Sunday, June 19, 2011

We like to reduce things to signs and symbols. It’s convenient. Symbols simplify communication and are useful in teaching. The message behind the sign is usually much greater or deeper than the sign itself. For example, what does this sign mean? (I love you.) (Touchdown – Ben Roethlisberger to Hines Ward.) (Peace/Sign of Peace at mass.) (Blessed Trinity/Two natures of Jesus Christ.)

Our Creed is a symbol, it contains within it the most central and highest mystery of our faith, the Blessed Trinity. I believe in God, the Father…in Jesus Christ…the Holy Spirit…, but these are not a bare minimum for our faith. They represent much more.

It is correct to say that “the faith of all Christians rests on the Trinity.” It is the mystery of God in himself and is therefore the source of all the other mysteries of faith, the light that enlightens them. It is the most fundamental and essential teaching in the "hierarchy of the truths of faith". We cannot arrive at this knowledge by human reason alone. Before the Incarnation of Jesus Christ, even Israel did not understand God as Trinity even though he left traces of his Trinitarian work of creation and in his Revelation throughout the OT.

What is the Trinity? The Trinity is an eternal dialogue of love. Not a selfish love. God is one, but he is not alone. Father + Son + Holy Spirit = an eternal community of love. Through the revelation of the Trinity, we know that love is generative, it gives of itself, it produces fruit, it seeks the other, it goes outside of itself. The love of God is the primary cause of our existence. We exist because God loves us and willed us to exist. He did not need us – we add nothing to him nor does anything we do detract from who or what God is.

Which brings us to the second most fundamental and essential teaching of our faith, the incarnation of the Son of God. In the fullness of time, God chose to complete the revelation of himself to Israel and all who would believe, through His only-begotten Son. A human person who was also divine in nature. We call this the “hypostatic union”. (Show the hand sign.) In Christ, the divine nature of the Son remained undiminished by his human nature and his human nature remained complete and unabsorbed by his greater divine nature. There was not a new third nature created in Jesus. Rather, it is a union, like marriage, in which the two remain distinct as individuals, but are now bound to one another in one person.

Through the Incarnation, we learn that God refused to abandon his creation even though it had fallen into sin. From all eternity, he chose to bind himself to our human nature in time and restore to us our original dignity and reveal our purpose to live in a communion of love with him forever in heaven,

We know God by his actions. One of Jesus primary missions was to reveal the Father. To show us who and what the Father is. That is why today’s Gospel is so important to Trinity Sunday and our understanding of God.
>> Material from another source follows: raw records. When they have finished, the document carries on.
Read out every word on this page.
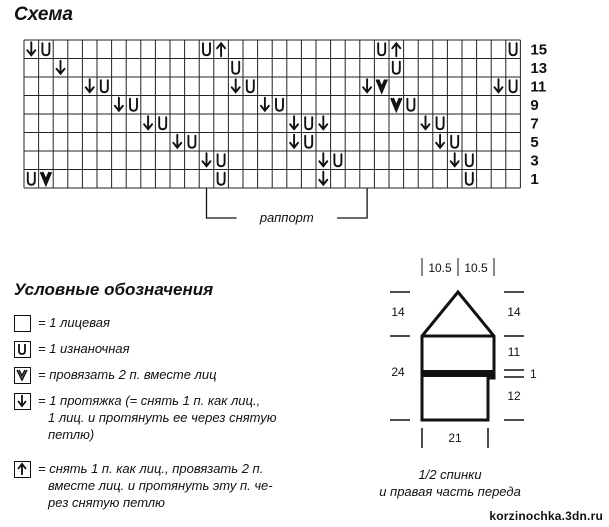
Схема
15
13
11
9
7
5
3
1
раппорт
Условные обозначения
= 1 лицевая
= 1 изнаночная
= провязать 2 п. вместе лиц
= 1 протяжка (= снять 1 п. как лиц.,
1 лиц. и протянуть ее через снятую
петлю)
= снять 1 п. как лиц., провязать 2 п.
вместе лиц. и протянуть эту п. че-
рез снятую петлю
10.5 10.5
14
24
14
11
1
12
21
1/2 спинки
и правая часть переда
korzinochka.3dn.ru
God so loved…that he gave. (We know God by his actions.) This is perhaps one of the most famous passages of scripture. John 3:16. Love is generative. It gives of itself. It seeks the other. John 3:16 is often used as a symbol representing the entire gospel. Unfortunately, this too is often misused as a bare minimum for faith, and worse, for excluding others from the possibility of being saved.

God knows us by our actions, also. Through the Son of God, we know what is required of us when we say that “we believe”. Belief goes beyond simple assent. The Son does not simply receive the love of the Father, he acts on it. He does what the Father tells him. HE ALSO GIVES. The Father gave the Son, the Son give us himself in obedience to the Father, and the Son gives himself back the father through obedience. Love is not a feeling – love is an action and requires a response. If we do not receive and respond, the love bears no fruit.

As symbols, the Creed and John 3:16 are not intended to be the bare minimums of faith for us. They are meant to be symbols of all that we believe to be revealed by God through His Church. Now more than ever we are without excuse if we are ignorant of the faith and if we don’t know why the Church teaches what it teaches to be part of that revelation. Baptized in the name of the Father and of the Son and of the Holy Spirit, having the benefit of an education, we have every obligation to respond to the love God has freely poured into our hearts. We must use human reason and everything he gave us through the Catholic Church: Scripture, Tradition, the Sacraments – to act in obedience and return the love we have in the Holy Spirit, through Jesus Christ, to the Father. In order to this, I pray in the words of Saint Paul: May the grace of the Lord Jesus Christ and the love of God and the fellowship of the Holy Spirit be with all of you.